There are several ways to get more resistant starches into your diet. One that’s become popular recently? Banana flour.
What Is Banana Flour?
This gluten-free, Paleo-friendly flour is made by grinding unripe bananas, but yet, doesn’t taste like the sweet fruit. It also contains antioxidants and a hefty amount of fiber — about 3.4 grams of fiber in half a cup. This is why large doses can cause bloating, so start with a small amount and work your way up.
How to Use Banana Flour
The easiest way to use banana flour is to add it to a smoothie or protein shake. You can start with a very small quantity, such as a teaspoon, and the texture won’t affect your beverage much.
You can also use it to thicken salad dressings — about one tablespoon of banana flour is plenty for one cup of dressing. The dressing will thicken immediately, and will grow thicker still if left in the fridge. If you don’t plan on using the full batch you make in one sitting, use less banana flour so that you don’t end up with a dressing you can’t even pour. Store any leftovers in the fridge for up to a week.
Use banana flour in faux “baked” goods such as raw brownies or cookies. Typically made by blending or processing a base of soaked nuts, dates, and cacao powder together, adding one to two tablespoons of banana flour will bump up the fiber and aid in the glycemic response if you use maple syrup or honey for additional sweetness.

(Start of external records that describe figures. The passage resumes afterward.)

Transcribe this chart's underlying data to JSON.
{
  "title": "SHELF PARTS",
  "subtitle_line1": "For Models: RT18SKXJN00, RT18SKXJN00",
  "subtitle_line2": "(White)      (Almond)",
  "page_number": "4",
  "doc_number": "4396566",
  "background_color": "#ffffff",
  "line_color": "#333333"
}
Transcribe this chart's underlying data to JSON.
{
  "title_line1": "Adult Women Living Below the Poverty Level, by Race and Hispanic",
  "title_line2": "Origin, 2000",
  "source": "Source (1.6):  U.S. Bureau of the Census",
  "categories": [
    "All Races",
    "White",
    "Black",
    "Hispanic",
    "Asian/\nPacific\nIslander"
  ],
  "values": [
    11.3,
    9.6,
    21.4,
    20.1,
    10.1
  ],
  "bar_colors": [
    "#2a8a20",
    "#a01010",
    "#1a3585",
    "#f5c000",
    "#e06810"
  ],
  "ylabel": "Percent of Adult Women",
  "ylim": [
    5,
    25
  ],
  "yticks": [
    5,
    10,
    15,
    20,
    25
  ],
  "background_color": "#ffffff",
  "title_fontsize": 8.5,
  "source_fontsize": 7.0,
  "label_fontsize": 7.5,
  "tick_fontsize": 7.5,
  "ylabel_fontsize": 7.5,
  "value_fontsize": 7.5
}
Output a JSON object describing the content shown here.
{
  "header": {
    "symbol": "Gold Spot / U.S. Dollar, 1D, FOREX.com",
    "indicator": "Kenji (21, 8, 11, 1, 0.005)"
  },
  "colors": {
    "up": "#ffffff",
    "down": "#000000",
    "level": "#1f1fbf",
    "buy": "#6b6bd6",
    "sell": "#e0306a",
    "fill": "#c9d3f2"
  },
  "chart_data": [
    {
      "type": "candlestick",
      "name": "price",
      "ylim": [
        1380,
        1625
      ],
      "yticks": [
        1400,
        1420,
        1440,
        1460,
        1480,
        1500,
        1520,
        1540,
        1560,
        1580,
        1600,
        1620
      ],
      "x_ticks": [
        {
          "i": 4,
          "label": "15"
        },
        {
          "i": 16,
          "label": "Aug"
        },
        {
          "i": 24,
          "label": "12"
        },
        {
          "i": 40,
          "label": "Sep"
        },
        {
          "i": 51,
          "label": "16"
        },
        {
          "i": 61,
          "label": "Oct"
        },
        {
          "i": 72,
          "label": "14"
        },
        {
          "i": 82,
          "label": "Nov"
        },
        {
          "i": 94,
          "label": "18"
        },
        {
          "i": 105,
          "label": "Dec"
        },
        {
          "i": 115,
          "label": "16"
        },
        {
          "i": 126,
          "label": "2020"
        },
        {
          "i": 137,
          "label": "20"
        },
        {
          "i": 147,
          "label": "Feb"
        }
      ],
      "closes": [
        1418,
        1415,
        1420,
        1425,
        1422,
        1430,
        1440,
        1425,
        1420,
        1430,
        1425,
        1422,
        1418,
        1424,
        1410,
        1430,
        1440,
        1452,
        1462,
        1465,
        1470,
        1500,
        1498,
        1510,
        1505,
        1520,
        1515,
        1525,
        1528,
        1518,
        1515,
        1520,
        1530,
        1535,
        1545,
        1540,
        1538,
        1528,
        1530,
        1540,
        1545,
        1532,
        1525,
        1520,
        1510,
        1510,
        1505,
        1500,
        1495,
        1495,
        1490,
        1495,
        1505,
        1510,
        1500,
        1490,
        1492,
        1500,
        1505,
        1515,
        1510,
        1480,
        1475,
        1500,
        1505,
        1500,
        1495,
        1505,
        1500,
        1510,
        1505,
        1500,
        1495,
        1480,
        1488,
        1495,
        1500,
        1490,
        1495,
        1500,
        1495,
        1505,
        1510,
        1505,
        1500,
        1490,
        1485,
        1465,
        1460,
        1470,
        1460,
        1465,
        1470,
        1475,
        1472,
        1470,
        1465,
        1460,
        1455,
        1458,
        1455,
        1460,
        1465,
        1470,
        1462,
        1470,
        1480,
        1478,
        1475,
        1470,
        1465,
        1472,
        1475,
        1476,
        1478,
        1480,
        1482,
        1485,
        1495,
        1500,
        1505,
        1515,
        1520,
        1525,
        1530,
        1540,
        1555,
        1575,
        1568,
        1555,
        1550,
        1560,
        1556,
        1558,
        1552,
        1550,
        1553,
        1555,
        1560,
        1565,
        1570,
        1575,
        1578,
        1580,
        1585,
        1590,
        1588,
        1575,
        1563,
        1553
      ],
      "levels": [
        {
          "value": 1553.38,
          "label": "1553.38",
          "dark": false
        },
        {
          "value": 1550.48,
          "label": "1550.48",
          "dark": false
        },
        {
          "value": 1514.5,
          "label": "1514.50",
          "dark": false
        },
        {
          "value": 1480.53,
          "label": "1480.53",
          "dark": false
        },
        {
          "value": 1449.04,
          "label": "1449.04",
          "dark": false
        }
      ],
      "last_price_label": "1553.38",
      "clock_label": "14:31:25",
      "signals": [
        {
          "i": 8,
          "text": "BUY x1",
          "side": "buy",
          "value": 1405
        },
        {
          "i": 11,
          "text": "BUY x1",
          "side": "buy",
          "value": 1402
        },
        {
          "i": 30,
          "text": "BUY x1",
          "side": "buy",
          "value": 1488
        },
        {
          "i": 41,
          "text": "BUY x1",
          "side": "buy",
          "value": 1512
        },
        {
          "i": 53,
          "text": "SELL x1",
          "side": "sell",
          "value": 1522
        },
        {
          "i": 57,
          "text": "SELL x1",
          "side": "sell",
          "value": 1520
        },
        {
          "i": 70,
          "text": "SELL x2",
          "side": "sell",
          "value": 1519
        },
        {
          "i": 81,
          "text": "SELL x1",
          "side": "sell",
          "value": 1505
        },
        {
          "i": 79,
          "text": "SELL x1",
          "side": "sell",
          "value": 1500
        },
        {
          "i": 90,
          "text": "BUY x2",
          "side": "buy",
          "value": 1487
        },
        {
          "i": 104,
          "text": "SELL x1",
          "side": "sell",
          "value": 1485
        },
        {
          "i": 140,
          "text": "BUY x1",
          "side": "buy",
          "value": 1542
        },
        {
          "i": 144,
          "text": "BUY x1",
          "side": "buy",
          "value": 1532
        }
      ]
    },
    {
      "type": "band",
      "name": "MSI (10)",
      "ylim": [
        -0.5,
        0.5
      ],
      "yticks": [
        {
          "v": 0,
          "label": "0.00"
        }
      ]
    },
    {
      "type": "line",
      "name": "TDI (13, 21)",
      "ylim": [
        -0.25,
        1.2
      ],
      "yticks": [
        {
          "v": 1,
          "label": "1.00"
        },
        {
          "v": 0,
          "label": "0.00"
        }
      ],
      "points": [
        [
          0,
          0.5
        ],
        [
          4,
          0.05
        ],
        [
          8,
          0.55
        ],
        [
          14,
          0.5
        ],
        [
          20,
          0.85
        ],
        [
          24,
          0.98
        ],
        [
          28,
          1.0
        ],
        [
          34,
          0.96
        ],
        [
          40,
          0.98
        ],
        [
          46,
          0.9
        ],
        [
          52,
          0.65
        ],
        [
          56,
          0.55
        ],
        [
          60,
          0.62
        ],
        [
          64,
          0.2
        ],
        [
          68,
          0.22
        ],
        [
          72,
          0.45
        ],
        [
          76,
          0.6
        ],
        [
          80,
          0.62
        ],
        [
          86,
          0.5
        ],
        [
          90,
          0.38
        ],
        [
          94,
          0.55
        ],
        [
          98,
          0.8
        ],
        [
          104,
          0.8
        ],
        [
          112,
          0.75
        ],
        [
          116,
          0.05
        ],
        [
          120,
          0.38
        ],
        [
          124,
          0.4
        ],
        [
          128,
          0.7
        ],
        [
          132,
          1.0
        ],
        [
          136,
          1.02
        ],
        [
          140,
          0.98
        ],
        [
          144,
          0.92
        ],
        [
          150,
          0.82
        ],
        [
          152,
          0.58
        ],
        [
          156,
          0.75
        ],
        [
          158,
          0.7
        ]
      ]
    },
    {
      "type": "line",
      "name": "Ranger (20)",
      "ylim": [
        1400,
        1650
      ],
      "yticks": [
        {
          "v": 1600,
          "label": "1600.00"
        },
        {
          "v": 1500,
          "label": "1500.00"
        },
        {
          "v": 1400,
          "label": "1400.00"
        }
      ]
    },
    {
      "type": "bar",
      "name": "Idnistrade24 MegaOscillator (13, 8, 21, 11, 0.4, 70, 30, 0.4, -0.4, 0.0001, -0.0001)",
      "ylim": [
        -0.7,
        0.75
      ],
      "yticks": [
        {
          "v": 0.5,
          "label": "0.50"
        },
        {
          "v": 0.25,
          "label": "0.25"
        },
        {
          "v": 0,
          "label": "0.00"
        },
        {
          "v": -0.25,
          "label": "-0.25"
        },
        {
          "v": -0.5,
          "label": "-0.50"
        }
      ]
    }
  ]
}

You can substitute some banana flour for white flour in baking recipes, and you’ll benefit from consuming a whole food instead of a refined one. However, if you want to keep its resistant starch active, don’t heat it. When heated, it becomes accessible to digestive enzymes, which renders it ineffective at being a resistant starch.
By trying one of the above ideas, you’ll be on the resistant starch bandwagon and reaping its benefits.
How to Make Banana Flour at Home
It’s easiest to purchase banana flour online; Amazon and Thrive Market sell it. Keep in mind that it’s a specialty item, so don’t expect to pay $3 a bag like you might for all-purpose flour.
Translation: If you’re opposed to paying what some may consider the outlandish cost of banana flour (around $10.99 for one pound), you could DIY at home. It’s a multi-step labor of love, but here’s how to transform three pounds of green bananas into one pound of banana flour:
- Buy (very) green bananas or green plantains.
- Separate the bananas and cut the very tops off. Peel the skins.
- Dice bananas into about half-inch cubes. Spread them out in a single layer onto cookie sheets.
- Place in a 200°F oven for two to three hours, or until banana cubes are dried out. Remove from oven and cool.
- Grind banana cubes in a high-speed blender or food processor until it resembles a fine flour. If the bananas are sticky and not grinding, place them back in the oven to dry out for longer.
- Sift the banana flour, and store in dry, airtight containers. Store in a cool, dry place as you would other flours. If you don’t use it often, stash in the freezer to extend its shelf life.